Abstract

Mastoparan (MP) and radiolabeled [Tyr³]MP caused a transient Ca²⁺ release from the heavy fraction of sarcoplasmic reticulum, which was inhibited by ryanodine. MP enhanced [³H]ryanodine binding in a concentration-dependent manner with an EC₅₀ value of approximately 0.3 μM. The⁴⁵Ca²⁺ release was accelerated by MP, [Tyr³]MP, or caffeine in a concentration-dependent manner. The EC₅₀ values for MP, [Tyr³]MP, and caffeine were approximately 2.0 μM, 7.7 μM, and 1.8 mM, respectively.
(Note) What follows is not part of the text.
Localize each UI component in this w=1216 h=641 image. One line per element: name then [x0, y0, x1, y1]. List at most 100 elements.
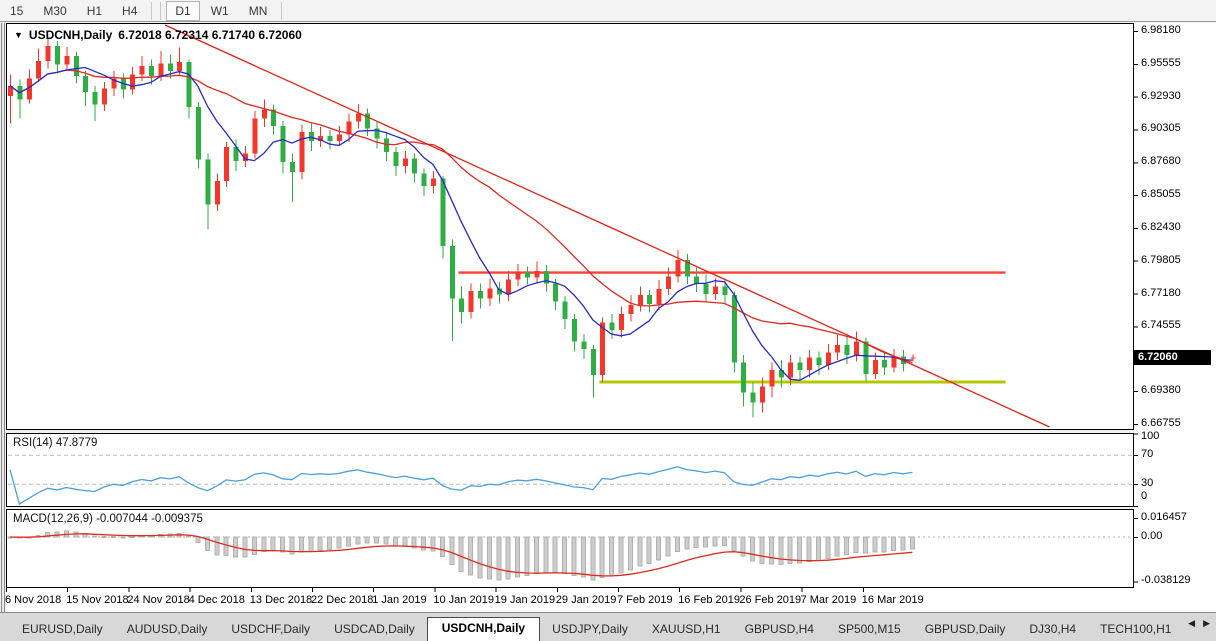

MP, like caffeine, shifted the stimulatory limb of a bell-shaped curve of Ca²⁺ dependence to the left.⁴⁵Ca²⁺ release induced by caffeine was completely inhibited by typical blockers of Ca²⁺-induced Ca²⁺ release, such as Mg²⁺, ruthenium red, or procaine. However, ⁴⁵Ca²⁺ release induced by MP was completely inhibited by Mg²⁺, but it was only partially inhibited by ruthenium red or procaine. The rate of⁴⁵Ca²⁺ release induced by MP was further increased in the presence of caffeine, showing that the MP binding site is different from that of caffeine on Ca²⁺ release channels. We succeeded in the synthesis of¹²⁵I-[Tyr³]MP with a high specific activity.¹²⁵I-[Tyr³]MP bound specifically to heavy fraction of sarcoplasmic reticulum with a K_dvalue of 4.0 μM and a B_max value of 3.0 nmol/mg. Furthermore, ¹²⁵I-[Tyr³]MP specifically cross-linked to the 97-kDa protein without direct binding to ryanodine receptor. The protein was not triadin or Ca²⁺-pump, because antitriadin antibody and anti-Ca²⁺-pump antibody did not immunoprecipitate the protein. These results suggest that the 97-kDa MP-binding protein may have an important role in the excitation-contraction coupling of skeletal muscle.